Honk For Jesus. Save Your Soul – First-Look Review


Adamma Ebo offers a glimpse into Southern Baptist culture – specifically the corporate greed of megachurches and celebratory pastors.

Beyond the shallow corporate language of “diversity” and “representation”, there is something much more valuable – cultural understanding. More than simply putting Black and Brown faces in front of the camera, films that demonstrate a real understanding of the culture its portraying have real, lasting value. Adamma Ebo’s Honk for Jesus. Save Your Soul is one of those films, giving a thoughtful glimpse into Southern Baptist culture, zeroing in on the predatory nature of megachurches and the celebrity pastors who drain money from their congregations to fuel their lavish lifestyles.

It’s a very specific story, likely alien to those with no connection to the Southern Evangelical community in America, and Ebo doesn’t go out of her way to spell everything out. Despite premiering at Sundance in front of majority-white (virtual) audiences, Honk for Jesus. Save Your Soul. refuses to spoon-feed its subject matter to the incurious viewer.

Told in both mockumentary and straightforward dramatic style, Ebo’s debut feature chronicles a few days in the life of Pastor Lee-Curtis Childs (Sterling K Brown) and his wife Trinity (Regina Hall) as they plan their comeback in the wake of sexual assault allegations. The allegations are against Lee-Curtis, but most of the work involved in their rebrand falls on Trinity, nicknamed “First Lady”, who bears the brunt of her husband’s reckless and predatory behaviour. Their church, Wander the Greater Paths, is haemorrhaging followers threatening to put an end to Lee-Curtis’s career and the decadent lifestyle he and Trinity share.

From the beginning, it’s clear that Trinity is a woman at the end of her rope dealing with a man unable to see beyond his own needs and desires.
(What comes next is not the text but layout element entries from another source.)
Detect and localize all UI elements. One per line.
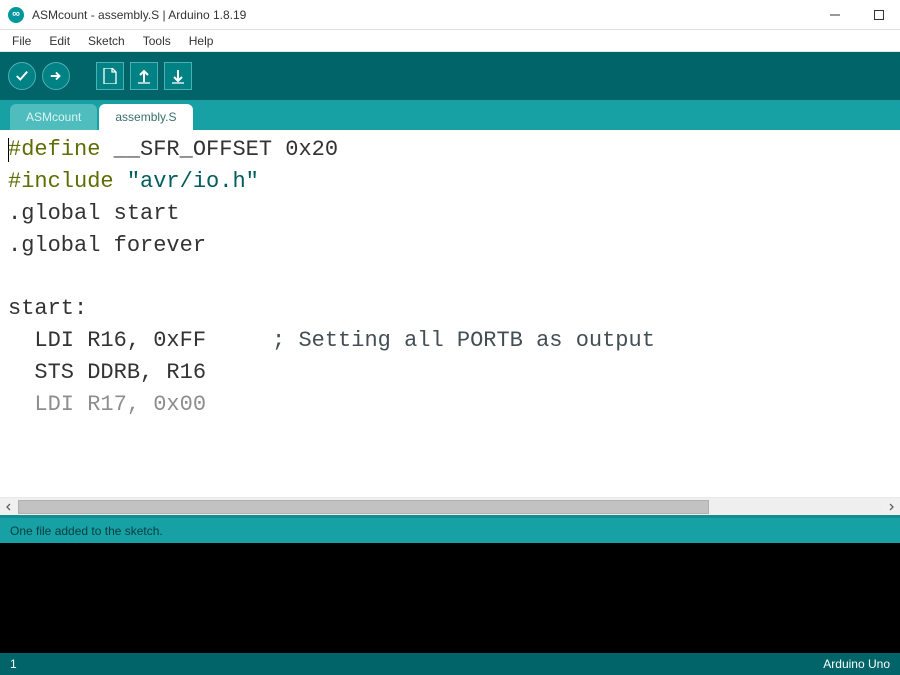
status-message: One file added to the sketch. [10,524,163,538]
scroll-right-button[interactable] [882,498,900,516]
code-line: #define __SFR_OFFSET 0x20 [8,134,892,166]
arrow-up-icon [137,68,151,84]
menu-edit[interactable]: Edit [41,32,78,50]
editor-horizontal-scrollbar[interactable] [0,497,900,515]
check-icon [15,69,29,83]
menu-sketch[interactable]: Sketch [80,32,133,50]
footer-bar: 1 Arduino Uno [0,653,900,675]
arrow-right-icon [49,69,63,83]
code-line [8,262,892,294]
chevron-right-icon [887,503,895,511]
code-line: STS DDRB, R16 [8,357,892,389]
window-titlebar: ASMcount - assembly.S | Arduino 1.8.19 [0,0,900,30]
scroll-thumb[interactable] [18,500,709,514]
scroll-track[interactable] [18,499,882,515]
open-sketch-button[interactable] [130,62,158,90]
menu-file[interactable]: File [4,32,39,50]
menu-bar: File Edit Sketch Tools Help [0,30,900,52]
chevron-left-icon [5,503,13,511]
code-line: start: [8,293,892,325]
menu-tools[interactable]: Tools [135,32,179,50]
window-title: ASMcount - assembly.S | Arduino 1.8.19 [32,8,822,22]
verify-button[interactable] [8,62,36,90]
code-line: LDI R16, 0xFF ; Setting all PORTB as out… [8,325,892,357]
file-new-icon [103,68,117,84]
footer-board-name: Arduino Uno [823,657,890,671]
scroll-left-button[interactable] [0,498,18,516]
footer-line-number: 1 [10,657,823,671]
tab-assembly-s[interactable]: assembly.S [99,104,192,130]
arrow-down-icon [171,68,185,84]
toolbar [0,52,900,100]
code-line: #include "avr/io.h" [8,166,892,198]
tab-asmcount[interactable]: ASMcount [10,104,97,130]
maximize-button[interactable] [866,5,892,25]
code-editor[interactable]: #define __SFR_OFFSET 0x20 #include "avr/… [0,130,900,497]
status-bar: One file added to the sketch. [0,515,900,543]
upload-button[interactable] [42,62,70,90]
arduino-app-icon [8,7,24,23]
new-sketch-button[interactable] [96,62,124,90]
output-console[interactable] [0,543,900,653]
menu-help[interactable]: Help [181,32,222,50]
code-line: .global start [8,198,892,230]
save-sketch-button[interactable] [164,62,192,90]
code-line: LDI R17, 0x00 [8,389,892,421]
tab-bar: ASMcount assembly.S [0,100,900,130]
minimize-button[interactable] [822,5,848,25]
window-controls [822,5,892,25]
code-line: .global forever [8,230,892,262]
She put all of her eggs in one basket, and now they’re rotten and the basket is coming apart. Making matters worse, there’s an up-and-coming church called Heaven’s House run by married pastors Shakura (Nicole Beharie) and Keon Sumpter (Conphidance) that’s been poaching their congregation.

Not only are the Sumpters young and likable they have something their elders do not – a happy marriage. The juxtaposition of the two couples pokes holes in the way our Black elders view what a good Christian relationship looks like. While the Sumpters preach together, sharing the stage equally, Trinity sits behind Lee-Curtis on stage, seen but rarely heard.

As Trinity, Hall is on another level, perfectly embodying the kind of woman who has dedicated her life to looking after a man too selfish and misogynistic to realise how much he needs her. She’s a master of the fake smile, hiding her feelings under an expensive church hat. But despite her marital struggles, Trinity is still complicit, putting her own needs ahead those of her husband’s victims. Brown rises to meet Hall, embodying the self-aggrandising hypermasculine Baptist man.